Study: Residents' preferences found to be misaligned with life-sustaining directives

Skilled nursing facility residents' current treatment preferences don't always agree with forms detailing their preferences for life-sustaining medical orders, results of a study published Tuesday suggest.

A team of researchers from Indiana University and the University of California-San Francisco examined the use of Physician Orders for Life-Sustaining Treatment forms within nursing home settings. Investigators also spoke to a group of 28 residents and their representatives about their knowledge of the forms, and to see how their current treatment preferences lined up with their POLST orders.

Of the residents interviewed, 59% recognized the POLST form.

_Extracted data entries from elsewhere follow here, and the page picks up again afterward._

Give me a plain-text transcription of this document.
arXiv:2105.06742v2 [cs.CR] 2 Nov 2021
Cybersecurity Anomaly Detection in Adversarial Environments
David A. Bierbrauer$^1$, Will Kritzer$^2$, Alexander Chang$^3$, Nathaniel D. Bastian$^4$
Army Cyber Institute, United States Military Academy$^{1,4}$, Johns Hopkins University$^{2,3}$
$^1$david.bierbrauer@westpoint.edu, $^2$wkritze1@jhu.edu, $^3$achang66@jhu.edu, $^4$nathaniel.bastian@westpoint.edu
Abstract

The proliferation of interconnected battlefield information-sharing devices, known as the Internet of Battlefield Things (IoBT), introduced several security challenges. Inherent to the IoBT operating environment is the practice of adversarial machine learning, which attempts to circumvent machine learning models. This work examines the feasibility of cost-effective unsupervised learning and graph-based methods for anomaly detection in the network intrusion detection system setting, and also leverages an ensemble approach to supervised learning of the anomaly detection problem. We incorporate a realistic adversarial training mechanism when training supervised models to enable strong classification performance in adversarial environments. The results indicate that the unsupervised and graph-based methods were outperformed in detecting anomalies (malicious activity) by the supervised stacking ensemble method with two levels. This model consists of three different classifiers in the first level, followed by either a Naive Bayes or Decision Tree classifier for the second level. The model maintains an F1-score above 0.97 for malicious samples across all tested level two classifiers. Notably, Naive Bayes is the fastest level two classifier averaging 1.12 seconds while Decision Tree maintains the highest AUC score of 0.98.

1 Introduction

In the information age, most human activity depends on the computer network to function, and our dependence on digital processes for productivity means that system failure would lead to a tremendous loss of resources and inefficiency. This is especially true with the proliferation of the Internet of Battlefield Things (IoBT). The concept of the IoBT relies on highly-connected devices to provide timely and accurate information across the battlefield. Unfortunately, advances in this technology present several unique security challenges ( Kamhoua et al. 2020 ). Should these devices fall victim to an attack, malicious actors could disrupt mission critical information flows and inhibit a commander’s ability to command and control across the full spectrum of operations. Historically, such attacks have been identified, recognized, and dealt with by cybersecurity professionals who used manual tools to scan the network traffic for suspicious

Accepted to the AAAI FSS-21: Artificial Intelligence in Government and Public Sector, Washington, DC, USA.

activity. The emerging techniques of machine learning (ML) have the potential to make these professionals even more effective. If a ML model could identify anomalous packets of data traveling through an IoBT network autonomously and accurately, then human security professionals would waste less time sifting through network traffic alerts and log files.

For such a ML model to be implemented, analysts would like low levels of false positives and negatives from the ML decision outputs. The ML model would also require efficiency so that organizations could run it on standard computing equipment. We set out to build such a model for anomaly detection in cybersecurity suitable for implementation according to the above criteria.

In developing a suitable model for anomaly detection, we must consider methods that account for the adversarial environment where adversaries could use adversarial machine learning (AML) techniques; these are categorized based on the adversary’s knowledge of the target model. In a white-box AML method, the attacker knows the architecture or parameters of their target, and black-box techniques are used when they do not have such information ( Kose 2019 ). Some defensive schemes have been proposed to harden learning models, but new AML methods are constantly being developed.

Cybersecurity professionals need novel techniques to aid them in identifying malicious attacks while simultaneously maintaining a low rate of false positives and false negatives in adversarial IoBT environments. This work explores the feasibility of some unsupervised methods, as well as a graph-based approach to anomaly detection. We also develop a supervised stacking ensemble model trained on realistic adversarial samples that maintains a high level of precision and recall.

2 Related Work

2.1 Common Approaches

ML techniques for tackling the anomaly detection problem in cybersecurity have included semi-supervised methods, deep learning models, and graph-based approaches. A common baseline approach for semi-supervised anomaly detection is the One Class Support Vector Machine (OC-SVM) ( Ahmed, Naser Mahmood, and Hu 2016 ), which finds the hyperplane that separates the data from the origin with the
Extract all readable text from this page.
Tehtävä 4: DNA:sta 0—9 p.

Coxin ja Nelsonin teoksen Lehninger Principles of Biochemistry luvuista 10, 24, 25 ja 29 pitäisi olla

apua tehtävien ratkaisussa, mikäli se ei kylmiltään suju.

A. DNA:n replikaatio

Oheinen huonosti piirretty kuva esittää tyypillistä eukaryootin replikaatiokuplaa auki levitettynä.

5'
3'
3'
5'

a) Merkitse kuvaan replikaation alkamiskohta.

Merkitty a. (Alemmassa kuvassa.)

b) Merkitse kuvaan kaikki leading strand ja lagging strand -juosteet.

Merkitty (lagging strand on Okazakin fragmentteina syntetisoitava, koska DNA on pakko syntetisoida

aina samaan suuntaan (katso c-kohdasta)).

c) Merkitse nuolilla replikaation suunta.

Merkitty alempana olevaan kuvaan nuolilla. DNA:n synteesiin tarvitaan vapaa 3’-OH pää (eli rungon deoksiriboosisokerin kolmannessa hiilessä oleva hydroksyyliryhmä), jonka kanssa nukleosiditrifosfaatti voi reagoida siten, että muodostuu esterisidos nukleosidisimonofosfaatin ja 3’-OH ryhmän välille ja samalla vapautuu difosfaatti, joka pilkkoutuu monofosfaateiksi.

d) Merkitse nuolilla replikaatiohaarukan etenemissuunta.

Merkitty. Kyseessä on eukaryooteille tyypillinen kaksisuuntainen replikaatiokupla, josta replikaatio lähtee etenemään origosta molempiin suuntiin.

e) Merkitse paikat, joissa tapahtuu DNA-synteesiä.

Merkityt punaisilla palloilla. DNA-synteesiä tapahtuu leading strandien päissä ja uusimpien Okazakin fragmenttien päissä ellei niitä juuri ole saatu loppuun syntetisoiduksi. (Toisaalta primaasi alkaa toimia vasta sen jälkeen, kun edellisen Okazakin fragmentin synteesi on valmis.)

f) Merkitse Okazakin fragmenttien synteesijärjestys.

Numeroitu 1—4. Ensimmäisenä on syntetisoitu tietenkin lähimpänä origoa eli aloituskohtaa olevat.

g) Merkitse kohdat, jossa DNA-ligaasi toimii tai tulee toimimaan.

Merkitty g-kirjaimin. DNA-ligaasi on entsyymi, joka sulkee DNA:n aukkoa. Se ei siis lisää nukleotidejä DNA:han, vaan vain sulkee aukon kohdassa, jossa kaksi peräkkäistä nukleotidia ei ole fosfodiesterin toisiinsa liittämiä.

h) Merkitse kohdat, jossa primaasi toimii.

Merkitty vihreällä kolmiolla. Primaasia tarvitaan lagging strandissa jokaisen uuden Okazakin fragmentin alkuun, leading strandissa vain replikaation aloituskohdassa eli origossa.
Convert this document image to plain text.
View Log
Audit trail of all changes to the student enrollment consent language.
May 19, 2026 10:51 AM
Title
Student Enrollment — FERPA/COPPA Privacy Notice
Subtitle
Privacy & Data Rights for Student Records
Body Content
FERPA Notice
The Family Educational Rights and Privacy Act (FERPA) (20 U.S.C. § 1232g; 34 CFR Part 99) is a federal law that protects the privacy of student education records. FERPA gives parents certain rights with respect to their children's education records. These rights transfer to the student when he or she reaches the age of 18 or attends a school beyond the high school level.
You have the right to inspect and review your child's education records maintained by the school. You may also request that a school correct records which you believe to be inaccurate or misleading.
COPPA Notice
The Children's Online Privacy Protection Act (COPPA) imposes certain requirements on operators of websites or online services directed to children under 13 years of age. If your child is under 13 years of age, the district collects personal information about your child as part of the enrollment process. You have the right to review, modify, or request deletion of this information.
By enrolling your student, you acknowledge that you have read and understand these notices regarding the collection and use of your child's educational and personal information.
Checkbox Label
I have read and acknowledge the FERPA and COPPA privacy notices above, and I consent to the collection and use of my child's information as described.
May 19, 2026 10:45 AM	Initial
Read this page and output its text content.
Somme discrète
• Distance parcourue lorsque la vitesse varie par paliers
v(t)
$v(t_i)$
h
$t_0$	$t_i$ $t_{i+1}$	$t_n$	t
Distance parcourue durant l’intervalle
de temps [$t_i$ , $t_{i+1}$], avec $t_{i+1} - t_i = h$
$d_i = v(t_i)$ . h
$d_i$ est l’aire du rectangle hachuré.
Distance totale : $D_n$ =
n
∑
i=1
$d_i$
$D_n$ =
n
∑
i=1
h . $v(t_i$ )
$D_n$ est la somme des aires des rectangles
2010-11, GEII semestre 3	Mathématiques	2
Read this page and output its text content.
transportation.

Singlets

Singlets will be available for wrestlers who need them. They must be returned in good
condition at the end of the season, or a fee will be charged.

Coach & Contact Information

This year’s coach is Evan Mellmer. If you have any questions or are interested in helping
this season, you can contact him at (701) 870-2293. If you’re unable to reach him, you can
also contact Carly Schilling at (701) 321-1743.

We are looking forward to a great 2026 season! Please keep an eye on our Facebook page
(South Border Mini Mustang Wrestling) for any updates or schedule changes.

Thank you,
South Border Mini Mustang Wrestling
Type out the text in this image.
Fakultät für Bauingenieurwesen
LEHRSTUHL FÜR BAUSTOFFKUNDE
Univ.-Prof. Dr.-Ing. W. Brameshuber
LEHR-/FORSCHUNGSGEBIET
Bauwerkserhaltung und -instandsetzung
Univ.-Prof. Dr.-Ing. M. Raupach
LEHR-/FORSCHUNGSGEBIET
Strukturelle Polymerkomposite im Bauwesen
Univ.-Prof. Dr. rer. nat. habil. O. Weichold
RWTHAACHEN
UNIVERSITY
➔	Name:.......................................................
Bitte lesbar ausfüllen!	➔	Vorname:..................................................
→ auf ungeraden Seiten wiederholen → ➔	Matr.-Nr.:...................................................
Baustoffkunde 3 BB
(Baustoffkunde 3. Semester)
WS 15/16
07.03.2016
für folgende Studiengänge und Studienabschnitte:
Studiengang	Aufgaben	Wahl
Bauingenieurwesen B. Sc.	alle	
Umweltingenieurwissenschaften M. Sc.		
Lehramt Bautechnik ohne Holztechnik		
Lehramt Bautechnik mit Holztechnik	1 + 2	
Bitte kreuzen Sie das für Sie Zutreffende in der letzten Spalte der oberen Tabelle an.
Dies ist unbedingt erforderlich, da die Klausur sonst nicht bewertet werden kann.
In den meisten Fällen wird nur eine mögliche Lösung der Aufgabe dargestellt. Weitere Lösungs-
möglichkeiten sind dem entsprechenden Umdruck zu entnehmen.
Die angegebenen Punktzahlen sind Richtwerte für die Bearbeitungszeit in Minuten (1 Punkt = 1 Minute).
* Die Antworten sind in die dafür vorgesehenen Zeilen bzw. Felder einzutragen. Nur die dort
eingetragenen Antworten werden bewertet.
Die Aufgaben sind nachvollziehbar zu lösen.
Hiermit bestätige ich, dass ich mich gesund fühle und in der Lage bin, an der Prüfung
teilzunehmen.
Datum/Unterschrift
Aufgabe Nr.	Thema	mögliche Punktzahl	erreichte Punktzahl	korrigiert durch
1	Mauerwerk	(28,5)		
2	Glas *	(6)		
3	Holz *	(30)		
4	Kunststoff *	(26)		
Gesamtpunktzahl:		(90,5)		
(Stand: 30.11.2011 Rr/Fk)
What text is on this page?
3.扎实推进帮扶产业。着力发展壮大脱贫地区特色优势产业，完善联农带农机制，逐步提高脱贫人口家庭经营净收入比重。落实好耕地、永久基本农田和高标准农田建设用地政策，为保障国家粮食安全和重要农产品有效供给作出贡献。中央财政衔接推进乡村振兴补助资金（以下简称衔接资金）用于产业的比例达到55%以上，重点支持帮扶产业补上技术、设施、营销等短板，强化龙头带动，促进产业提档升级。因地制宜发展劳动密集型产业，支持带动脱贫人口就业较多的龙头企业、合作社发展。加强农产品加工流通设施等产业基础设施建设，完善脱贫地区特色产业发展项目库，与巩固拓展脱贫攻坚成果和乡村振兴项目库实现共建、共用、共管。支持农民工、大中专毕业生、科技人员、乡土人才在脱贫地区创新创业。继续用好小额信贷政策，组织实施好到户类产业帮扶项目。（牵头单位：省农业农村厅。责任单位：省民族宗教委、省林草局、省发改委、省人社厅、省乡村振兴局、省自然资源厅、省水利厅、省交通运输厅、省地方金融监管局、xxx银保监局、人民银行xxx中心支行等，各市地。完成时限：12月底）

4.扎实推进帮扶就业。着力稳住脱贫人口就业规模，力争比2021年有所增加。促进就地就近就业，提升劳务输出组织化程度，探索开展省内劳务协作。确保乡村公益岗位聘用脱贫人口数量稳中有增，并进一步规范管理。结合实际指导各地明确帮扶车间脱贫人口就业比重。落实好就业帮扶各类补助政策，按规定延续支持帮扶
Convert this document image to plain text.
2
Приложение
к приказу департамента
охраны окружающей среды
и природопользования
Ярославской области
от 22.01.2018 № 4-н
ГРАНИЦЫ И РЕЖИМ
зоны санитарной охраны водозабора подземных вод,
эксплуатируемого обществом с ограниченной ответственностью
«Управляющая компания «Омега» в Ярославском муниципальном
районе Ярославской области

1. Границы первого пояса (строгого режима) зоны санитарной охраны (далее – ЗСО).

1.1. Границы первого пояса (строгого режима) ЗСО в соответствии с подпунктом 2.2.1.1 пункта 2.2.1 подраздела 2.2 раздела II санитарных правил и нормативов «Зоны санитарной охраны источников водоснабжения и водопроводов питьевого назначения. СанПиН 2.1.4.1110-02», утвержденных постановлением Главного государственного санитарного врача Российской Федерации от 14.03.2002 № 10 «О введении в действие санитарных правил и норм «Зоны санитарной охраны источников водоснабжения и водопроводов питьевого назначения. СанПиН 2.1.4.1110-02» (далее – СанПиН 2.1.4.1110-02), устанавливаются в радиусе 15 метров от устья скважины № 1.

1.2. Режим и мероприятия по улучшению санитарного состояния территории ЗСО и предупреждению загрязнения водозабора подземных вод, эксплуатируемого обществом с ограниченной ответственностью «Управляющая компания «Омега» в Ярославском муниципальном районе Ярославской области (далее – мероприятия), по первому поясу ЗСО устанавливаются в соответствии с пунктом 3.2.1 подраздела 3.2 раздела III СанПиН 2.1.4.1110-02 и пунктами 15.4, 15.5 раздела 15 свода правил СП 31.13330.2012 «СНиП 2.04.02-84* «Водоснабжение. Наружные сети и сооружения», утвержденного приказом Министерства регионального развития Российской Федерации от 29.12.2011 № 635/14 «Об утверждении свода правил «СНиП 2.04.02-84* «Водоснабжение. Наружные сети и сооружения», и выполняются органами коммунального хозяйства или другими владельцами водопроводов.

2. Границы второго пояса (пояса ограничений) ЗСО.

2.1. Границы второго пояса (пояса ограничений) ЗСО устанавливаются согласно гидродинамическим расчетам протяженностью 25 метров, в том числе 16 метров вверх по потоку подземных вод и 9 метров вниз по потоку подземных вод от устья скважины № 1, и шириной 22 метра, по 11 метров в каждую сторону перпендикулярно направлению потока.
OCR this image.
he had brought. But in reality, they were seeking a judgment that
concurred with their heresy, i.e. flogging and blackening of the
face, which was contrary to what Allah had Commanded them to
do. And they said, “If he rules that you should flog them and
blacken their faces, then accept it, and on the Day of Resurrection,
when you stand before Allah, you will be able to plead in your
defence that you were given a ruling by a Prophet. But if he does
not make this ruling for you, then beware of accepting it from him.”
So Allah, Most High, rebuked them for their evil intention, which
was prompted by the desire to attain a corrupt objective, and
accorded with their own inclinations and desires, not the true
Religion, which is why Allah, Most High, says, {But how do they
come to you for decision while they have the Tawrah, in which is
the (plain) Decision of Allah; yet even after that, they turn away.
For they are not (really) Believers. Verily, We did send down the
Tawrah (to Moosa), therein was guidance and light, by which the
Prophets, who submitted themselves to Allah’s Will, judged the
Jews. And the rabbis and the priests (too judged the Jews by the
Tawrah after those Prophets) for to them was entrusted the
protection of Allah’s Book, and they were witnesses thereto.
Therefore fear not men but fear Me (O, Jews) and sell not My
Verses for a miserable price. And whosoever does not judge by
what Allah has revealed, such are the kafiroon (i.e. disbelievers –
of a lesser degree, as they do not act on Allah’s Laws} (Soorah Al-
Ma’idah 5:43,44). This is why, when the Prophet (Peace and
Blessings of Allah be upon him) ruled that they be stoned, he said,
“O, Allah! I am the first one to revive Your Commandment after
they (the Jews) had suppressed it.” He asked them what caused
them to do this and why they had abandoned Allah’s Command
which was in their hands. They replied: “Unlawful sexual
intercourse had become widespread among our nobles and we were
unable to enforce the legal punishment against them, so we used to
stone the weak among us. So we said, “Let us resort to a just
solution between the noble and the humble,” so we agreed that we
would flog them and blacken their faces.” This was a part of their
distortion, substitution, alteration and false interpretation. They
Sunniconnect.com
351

The majority of residents were also accurate in their knowledge of how the forms impact artificial nutrition (79%), antibiotic (74%) and CPR (68%) directives. A smaller percentage of residents (50%) understood the form's provisions on medical interventions.

The POLST forms and residents' own preferences were found to clash for 64% of the residents surveyed in the study. Half of those discordances were fixed through further discussions, researchers noted. The greatest number of discordances (21%) occurred in residents' preferences for antibiotic treatments.

The issue of POLST forms and residents' preferences not aligning is “complex,” researchers said. They called for further interventions that back up the decisions made on the forms and ensure that they match the current preferences of each resident.

Results of the study appear in the Journal of Palliative Medicine.